最近、広告プロモーションにVR(バーチャルリアリティ)やAI(人工知能)といった新しいテクノロジーを活用するケースが増えてきた。なぜ広告は新しいテクノロジーを欲し、それはどのように企画のなかで機能するのか。ヤフージャパンのプログラマー向けイベント「HAKC DAY」の「VRバレンタイン」など、テクノロジーを活用して話題を集めた企画を担当する、博報堂アイ・スタジオのクリエイティブテクノロジスト Qawasaki(カワサキ)さんに話を聞いた。

博報堂アイ・スタジオ フューチャークリエイティブラボ クリエイティブテクノロジスト Qawasaki 氏

——「クリエイティブテクノロジスト」という肩書きは初めて聞きました。どのような役割なのでしょうか。

広告制作のなかでテクノロジーに関する肩書きは、一般的には「テクニカルディレクター」となります。ただ、それだと技術面だけを担当するイメージ。最近は企画からプロダクト開発、イベントの実施、公開後のPDCAのマネジメントまで、クリエイティブ全般に関わることが増えたので、「テクニカルディレクター」ではなく、より広義の意味で作り物に向き合う職種が良いと考え、「クリエイティブテクノロジスト」という肩書にしてもらいました。

——新しいテクノロジーを活用した広告キャンペーンが増えています。Qawasakiさんはどのように日々新しいテクノロジーを吸収し、広告に活用しているのでしょうか。

大きくは2つの活動から、テクノロジーについて学んでいます。1つ目は、僕が所属するフューチャークリエイティブラボでの研究開発業務。この組織は、博報堂アイ・スタジオの研究開発部門で、毎年研究テーマを決めてチームで取り組んでいます。2015年度は、「IoT」「機械学習ディープラーニング」「コンピュータービジョン」「ビジュアライズ」の4つでした。

また、もう一つの活動として、「HACKist」にも参加しています。これは、博報堂アイ・スタジオ内の有志の集まり。業務時間外を利用して、自分が作りたいものをチームや個人で制作しています。

新しいテクノロジーをすぐに広告に活用しても、当初予想していた結果が得られない可能性があり、リスクも大きい。日々進化するテクノロジーに対応しながら、それを最大限に生かし、新しい体験を生み出すために日々、研究開発しています。

——ヤフージャパンのプログラマー向けイベント「HACK DAY」での「VR バレンタイン」でも、さまざまなテクノロジーが活用されていると聞きました。

そうですね。

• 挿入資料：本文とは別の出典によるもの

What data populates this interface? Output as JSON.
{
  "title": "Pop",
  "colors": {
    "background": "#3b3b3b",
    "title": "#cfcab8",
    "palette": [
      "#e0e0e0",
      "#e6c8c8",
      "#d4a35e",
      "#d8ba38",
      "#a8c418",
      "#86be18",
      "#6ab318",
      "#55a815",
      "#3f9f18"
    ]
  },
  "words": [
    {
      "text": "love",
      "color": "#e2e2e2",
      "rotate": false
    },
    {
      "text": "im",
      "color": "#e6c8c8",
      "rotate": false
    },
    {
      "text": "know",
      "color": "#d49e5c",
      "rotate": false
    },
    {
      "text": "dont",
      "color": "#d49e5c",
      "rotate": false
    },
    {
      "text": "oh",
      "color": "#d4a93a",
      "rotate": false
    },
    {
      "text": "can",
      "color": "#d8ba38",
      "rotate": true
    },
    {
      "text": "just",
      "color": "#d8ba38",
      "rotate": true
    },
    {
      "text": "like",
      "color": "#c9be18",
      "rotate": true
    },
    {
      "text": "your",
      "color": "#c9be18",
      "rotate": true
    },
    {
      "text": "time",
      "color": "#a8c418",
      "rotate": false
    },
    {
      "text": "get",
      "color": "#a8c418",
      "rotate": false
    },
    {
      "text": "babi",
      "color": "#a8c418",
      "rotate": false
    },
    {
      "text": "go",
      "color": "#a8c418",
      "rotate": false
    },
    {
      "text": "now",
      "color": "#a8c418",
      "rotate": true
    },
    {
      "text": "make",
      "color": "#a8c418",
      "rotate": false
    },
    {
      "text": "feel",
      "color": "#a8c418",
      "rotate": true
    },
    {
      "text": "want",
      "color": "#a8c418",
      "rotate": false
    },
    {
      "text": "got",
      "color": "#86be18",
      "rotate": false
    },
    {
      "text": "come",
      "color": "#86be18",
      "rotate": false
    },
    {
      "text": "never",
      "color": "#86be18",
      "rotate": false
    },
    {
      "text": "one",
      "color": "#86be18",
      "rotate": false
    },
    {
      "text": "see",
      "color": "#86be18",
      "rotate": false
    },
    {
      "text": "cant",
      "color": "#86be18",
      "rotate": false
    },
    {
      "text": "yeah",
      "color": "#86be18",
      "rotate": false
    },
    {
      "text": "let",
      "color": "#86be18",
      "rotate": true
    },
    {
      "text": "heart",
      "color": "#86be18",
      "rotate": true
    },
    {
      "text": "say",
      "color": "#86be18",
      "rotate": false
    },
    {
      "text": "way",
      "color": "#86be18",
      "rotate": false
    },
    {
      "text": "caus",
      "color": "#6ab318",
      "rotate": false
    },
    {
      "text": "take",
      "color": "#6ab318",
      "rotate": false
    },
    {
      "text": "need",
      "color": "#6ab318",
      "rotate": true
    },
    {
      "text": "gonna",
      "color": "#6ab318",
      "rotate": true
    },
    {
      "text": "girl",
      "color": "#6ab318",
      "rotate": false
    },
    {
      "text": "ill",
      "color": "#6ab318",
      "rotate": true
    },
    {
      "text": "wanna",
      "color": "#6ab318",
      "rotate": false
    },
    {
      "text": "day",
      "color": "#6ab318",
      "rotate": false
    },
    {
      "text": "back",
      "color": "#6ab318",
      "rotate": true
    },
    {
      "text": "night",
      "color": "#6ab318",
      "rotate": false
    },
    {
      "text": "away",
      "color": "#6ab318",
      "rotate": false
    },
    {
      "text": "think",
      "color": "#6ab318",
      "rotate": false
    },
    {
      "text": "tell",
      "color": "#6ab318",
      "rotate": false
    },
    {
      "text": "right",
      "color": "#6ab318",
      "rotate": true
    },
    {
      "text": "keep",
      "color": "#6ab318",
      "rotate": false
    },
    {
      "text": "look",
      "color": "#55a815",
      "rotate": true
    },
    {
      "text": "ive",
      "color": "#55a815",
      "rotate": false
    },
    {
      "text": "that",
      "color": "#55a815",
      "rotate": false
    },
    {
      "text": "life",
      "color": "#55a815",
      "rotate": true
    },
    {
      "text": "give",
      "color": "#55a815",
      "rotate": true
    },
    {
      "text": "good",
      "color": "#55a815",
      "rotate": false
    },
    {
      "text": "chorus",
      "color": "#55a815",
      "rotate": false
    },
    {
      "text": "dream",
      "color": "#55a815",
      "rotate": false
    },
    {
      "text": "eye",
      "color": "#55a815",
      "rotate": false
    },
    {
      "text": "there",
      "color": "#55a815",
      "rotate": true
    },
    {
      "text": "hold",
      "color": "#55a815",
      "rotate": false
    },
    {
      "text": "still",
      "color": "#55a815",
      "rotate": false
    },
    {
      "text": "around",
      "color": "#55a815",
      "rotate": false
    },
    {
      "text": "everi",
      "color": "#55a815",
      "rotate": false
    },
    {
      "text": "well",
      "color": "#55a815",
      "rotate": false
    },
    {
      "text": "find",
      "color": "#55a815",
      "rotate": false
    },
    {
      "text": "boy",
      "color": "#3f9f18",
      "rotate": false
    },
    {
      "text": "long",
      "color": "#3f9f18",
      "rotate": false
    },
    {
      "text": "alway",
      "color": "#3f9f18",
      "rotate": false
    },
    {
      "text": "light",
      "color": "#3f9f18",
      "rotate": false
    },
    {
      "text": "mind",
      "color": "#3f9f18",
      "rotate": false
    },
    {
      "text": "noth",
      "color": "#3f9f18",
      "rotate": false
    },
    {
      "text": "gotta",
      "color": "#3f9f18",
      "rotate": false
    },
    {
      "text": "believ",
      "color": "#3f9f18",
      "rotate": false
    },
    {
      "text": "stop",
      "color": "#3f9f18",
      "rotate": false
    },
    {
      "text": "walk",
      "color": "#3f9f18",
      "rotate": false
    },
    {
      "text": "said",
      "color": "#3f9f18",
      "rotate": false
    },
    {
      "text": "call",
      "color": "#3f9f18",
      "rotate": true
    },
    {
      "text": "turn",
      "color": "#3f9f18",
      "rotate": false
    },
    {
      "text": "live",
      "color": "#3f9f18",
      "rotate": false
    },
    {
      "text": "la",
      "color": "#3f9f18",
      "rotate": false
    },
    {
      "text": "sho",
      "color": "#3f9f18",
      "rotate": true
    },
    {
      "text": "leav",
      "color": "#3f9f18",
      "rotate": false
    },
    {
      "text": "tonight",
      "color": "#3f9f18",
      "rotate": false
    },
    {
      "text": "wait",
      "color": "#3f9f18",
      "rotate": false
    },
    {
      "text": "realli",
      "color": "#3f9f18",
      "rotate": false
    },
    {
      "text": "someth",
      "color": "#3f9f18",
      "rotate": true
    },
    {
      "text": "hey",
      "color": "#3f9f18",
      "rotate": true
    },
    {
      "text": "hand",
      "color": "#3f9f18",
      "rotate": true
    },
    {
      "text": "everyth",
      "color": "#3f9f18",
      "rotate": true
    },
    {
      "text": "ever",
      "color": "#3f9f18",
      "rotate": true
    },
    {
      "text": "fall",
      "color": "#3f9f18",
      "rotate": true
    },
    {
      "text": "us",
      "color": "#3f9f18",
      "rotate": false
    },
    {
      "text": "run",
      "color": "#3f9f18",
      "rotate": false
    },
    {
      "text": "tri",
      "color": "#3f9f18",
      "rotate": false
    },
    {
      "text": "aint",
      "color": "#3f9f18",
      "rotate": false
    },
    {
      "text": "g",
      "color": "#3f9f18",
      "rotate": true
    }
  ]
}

「VR バレンタイン」はVRのヘッドセットを付けると、タレントの篠崎愛さんからバレンタインのチョコレートが貰えるというもので、博報堂と一緒に開発しました。体験者の視覚、聴覚、触覚、嗅覚、味覚の「5感のHACK」がコンセプトに設定され、実現するためにプロトタイプ制作を繰り返し、色々なテクノロジーを使いました。

映像は美しさにこだわり、4K画像でのVRを実現しました。音声はヘッドホンを通してではなく、実際の耳で聞いているように感じられるバイノーラル録音を採用。事前に70種類ほどのニックネームが登録され、体験者の名前を入力すると、篠崎さんがニックネームで呼んでくれるというサプライズも仕込みました。

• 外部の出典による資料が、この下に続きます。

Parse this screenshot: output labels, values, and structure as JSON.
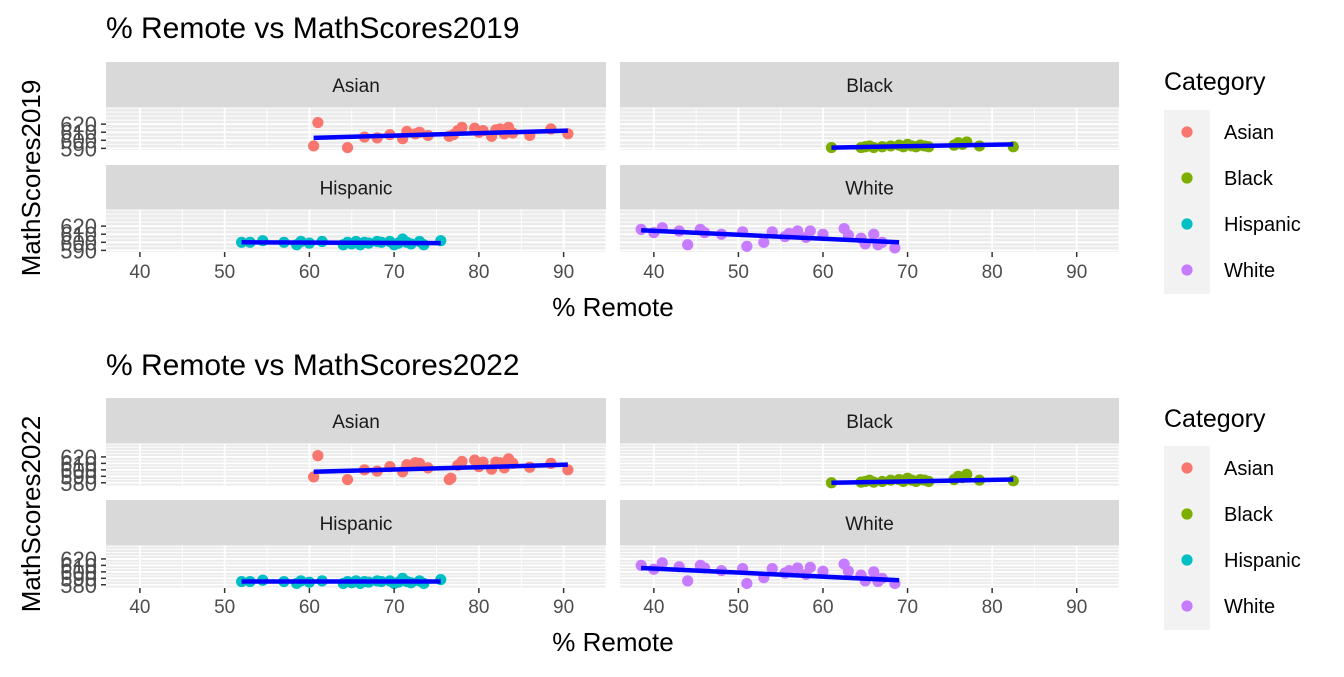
{
  "chart_data": [
    {
      "type": "scatter",
      "title": "% Remote vs MathScores2019",
      "xlabel": "% Remote",
      "ylabel": "MathScores2019",
      "xlim": [
        36,
        95
      ],
      "ylim": [
        588,
        640
      ],
      "x_ticks": [
        40,
        50,
        60,
        70,
        80,
        90
      ],
      "y_ticks": [
        590,
        600,
        610,
        620
      ],
      "y_tick_labels": [
        "590",
        "600",
        "610",
        "620"
      ],
      "legend_title": "Category",
      "legend_position": "right",
      "grid": true,
      "facets": [
        {
          "name": "Asian",
          "color": "#F8766D",
          "x": [
            60.5,
            61,
            64.5,
            66.5,
            68,
            69.5,
            71,
            71.5,
            72.5,
            73,
            74,
            76.5,
            77,
            77.5,
            78,
            79.5,
            80,
            80.5,
            81.5,
            82,
            82.5,
            83,
            83.5,
            84,
            86,
            88.5,
            90.5
          ],
          "y": [
            593,
            622,
            591,
            604,
            603,
            607,
            602,
            611,
            608,
            610,
            606,
            605,
            607,
            612,
            616,
            615,
            610,
            612,
            605,
            613,
            614,
            608,
            616,
            609,
            606,
            614,
            608
          ],
          "fit": [
            [
              60.5,
              603
            ],
            [
              90.5,
              612
            ]
          ]
        },
        {
          "name": "Black",
          "color": "#7CAE00",
          "x": [
            61,
            64.5,
            65,
            65.5,
            66,
            67,
            68,
            69,
            69.5,
            70,
            70.5,
            71,
            71.5,
            72,
            72.5,
            75.5,
            76,
            76.5,
            77,
            78.5,
            82.5
          ],
          "y": [
            591,
            591,
            592,
            593,
            591,
            592,
            593,
            594,
            592,
            595,
            593,
            592,
            594,
            593,
            592,
            594,
            597,
            595,
            598,
            593,
            592
          ],
          "fit": [
            [
              61,
              591
            ],
            [
              82.5,
              595
            ]
          ]
        },
        {
          "name": "Hispanic",
          "color": "#00BFC4",
          "x": [
            52,
            53,
            54.5,
            57,
            58.5,
            59,
            60,
            61.5,
            64,
            64.5,
            65,
            65.5,
            66,
            66.5,
            67,
            68,
            68.5,
            69.5,
            70,
            70.5,
            71,
            71.5,
            72,
            73,
            73.5,
            75.5
          ],
          "y": [
            600,
            600,
            602,
            600,
            597,
            601,
            599,
            601,
            597,
            600,
            598,
            601,
            597,
            600,
            599,
            601,
            600,
            601,
            597,
            599,
            604,
            600,
            598,
            601,
            597,
            602
          ],
          "fit": [
            [
              52,
              600
            ],
            [
              75.5,
              599
            ]
          ]
        },
        {
          "name": "White",
          "color": "#C77CFF",
          "x": [
            38.5,
            40,
            41,
            43,
            44,
            45.5,
            46,
            48,
            50.5,
            51,
            53,
            54,
            55.5,
            56,
            57,
            58,
            58.5,
            60,
            62.5,
            63,
            64.5,
            65,
            66,
            66.5,
            67,
            68.5
          ],
          "y": [
            616,
            612,
            618,
            614,
            597,
            616,
            612,
            610,
            613,
            595,
            600,
            613,
            607,
            611,
            614,
            606,
            614,
            610,
            617,
            609,
            605,
            598,
            610,
            597,
            600,
            593
          ],
          "fit": [
            [
              38.5,
              615
            ],
            [
              69,
              600
            ]
          ]
        }
      ]
    },
    {
      "type": "scatter",
      "title": "% Remote vs MathScores2022",
      "xlabel": "% Remote",
      "ylabel": "MathScores2022",
      "xlim": [
        36,
        95
      ],
      "ylim": [
        575,
        640
      ],
      "x_ticks": [
        40,
        50,
        60,
        70,
        80,
        90
      ],
      "y_ticks": [
        580,
        590,
        600,
        610,
        620
      ],
      "y_tick_labels": [
        "580",
        "590",
        "600",
        "610",
        "620"
      ],
      "legend_title": "Category",
      "legend_position": "right",
      "grid": true,
      "facets": [
        {
          "name": "Asian",
          "color": "#F8766D",
          "x": [
            60.5,
            61,
            64.5,
            66.5,
            68,
            69.5,
            71,
            71.5,
            72.5,
            73,
            74,
            76.5,
            76.7,
            77.5,
            78,
            79.5,
            80,
            80.5,
            81.5,
            82,
            82.5,
            83,
            83.5,
            84,
            86,
            88.5,
            90.5
          ],
          "y": [
            589,
            622,
            585,
            600,
            598,
            605,
            597,
            608,
            611,
            610,
            603,
            585,
            587,
            607,
            613,
            615,
            605,
            612,
            601,
            612,
            611,
            603,
            617,
            610,
            604,
            610,
            600
          ],
          "fit": [
            [
              60.5,
              597
            ],
            [
              90.5,
              608
            ]
          ]
        },
        {
          "name": "Black",
          "color": "#7CAE00",
          "x": [
            61,
            64.5,
            65,
            65.5,
            66,
            67,
            68,
            69,
            69.5,
            70,
            70.5,
            71,
            71.5,
            72,
            72.5,
            75.5,
            76,
            76.5,
            77,
            78.5,
            82.5
          ],
          "y": [
            580,
            581,
            582,
            584,
            581,
            582,
            584,
            585,
            582,
            587,
            584,
            582,
            585,
            584,
            582,
            585,
            590,
            588,
            593,
            584,
            583
          ],
          "fit": [
            [
              61,
              580
            ],
            [
              82.5,
              585
            ]
          ]
        },
        {
          "name": "Hispanic",
          "color": "#00BFC4",
          "x": [
            52,
            53,
            54.5,
            57,
            58.5,
            59,
            60,
            61.5,
            64,
            64.5,
            65,
            65.5,
            66,
            66.5,
            67,
            68,
            68.5,
            69.5,
            70,
            70.5,
            71,
            71.5,
            72,
            73,
            73.5,
            75.5
          ],
          "y": [
            585,
            585,
            587,
            585,
            582,
            586,
            584,
            586,
            582,
            585,
            583,
            586,
            582,
            585,
            584,
            586,
            585,
            586,
            582,
            584,
            590,
            585,
            583,
            586,
            582,
            588
          ],
          "fit": [
            [
              52,
              585
            ],
            [
              75.5,
              585
            ]
          ]
        },
        {
          "name": "White",
          "color": "#C77CFF",
          "x": [
            38.5,
            40,
            41,
            43,
            44,
            45.5,
            46,
            48,
            50.5,
            51,
            53,
            54,
            55.5,
            56,
            57,
            58,
            58.5,
            60,
            62.5,
            63,
            64.5,
            65,
            66,
            66.5,
            67,
            68.5
          ],
          "y": [
            610,
            604,
            614,
            608,
            586,
            610,
            606,
            602,
            605,
            582,
            591,
            605,
            598,
            602,
            606,
            596,
            607,
            601,
            612,
            601,
            595,
            586,
            600,
            585,
            590,
            582
          ],
          "fit": [
            [
              38.5,
              606
            ],
            [
              69,
              587
            ]
          ]
        }
      ]
    }
  ]
}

また、篠崎さんがVR上で体験者に近づくと香水が本当に匂ったり、風を出して吐息を演出したり、実際に彼女の部屋でふたりきりで話をしている感覚を味わえる仕掛けにしています。最後は、篠崎さんがチョコを置いてくれます。そして体験者がヘッドセットを外すと、目の前に本物のチョコが置いてあるという流れです。体験者からは、「こんなに映像がきれいで香りまで感じたVRはなかった」という感想が多かったです。

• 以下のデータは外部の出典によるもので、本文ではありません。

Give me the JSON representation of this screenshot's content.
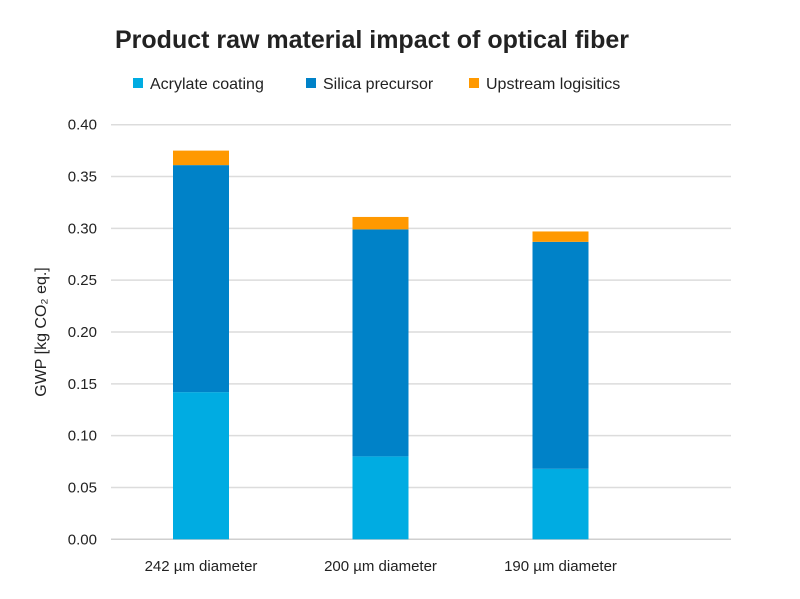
{
  "chart_data": {
    "type": "bar",
    "stacked": true,
    "title": "Product raw material impact of optical fiber",
    "xlabel": "",
    "ylabel": "GWP [kg CO₂ eq.]",
    "ylim": [
      0,
      0.4
    ],
    "yticks": [
      "0.00",
      "0.05",
      "0.10",
      "0.15",
      "0.20",
      "0.25",
      "0.30",
      "0.35",
      "0.40"
    ],
    "grid": true,
    "legend_position": "top",
    "categories": [
      "242 µm diameter",
      "200 µm diameter",
      "190 µm diameter"
    ],
    "series": [
      {
        "name": "Acrylate coating",
        "color": "#00ACE2",
        "values": [
          0.142,
          0.08,
          0.068
        ]
      },
      {
        "name": "Silica precursor",
        "color": "#0082C8",
        "values": [
          0.219,
          0.219,
          0.219
        ]
      },
      {
        "name": "Upstream logisitics",
        "color": "#FF9900",
        "values": [
          0.014,
          0.012,
          0.01
        ]
      }
    ]
  }
}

——テクノロジーに関心がない人も楽しめる企画ですね。最近はVRを活用する広告も増えてきました。こうした新しいテクノロジーを広告に取り入れる必要性はどこにあるのでしょうか。

10年ほど前から、生活者の情報の入手経路がテレビからWebへと変化しました。さらに、今ではメインデバイスがPCからスマートフォンになりました。ただ、それらは20インチや6インチの画面の世界。そのディスプレイから出ることで違う表現の可能性が見えてきます。

広告の目的は、企業や商品の記憶を生活者に残すこと。そのためには、新鮮な印象を生活者に与えることが必要で、VRなどのデバイスも新しい体験が求められ、その結果として賑わっていると思っています。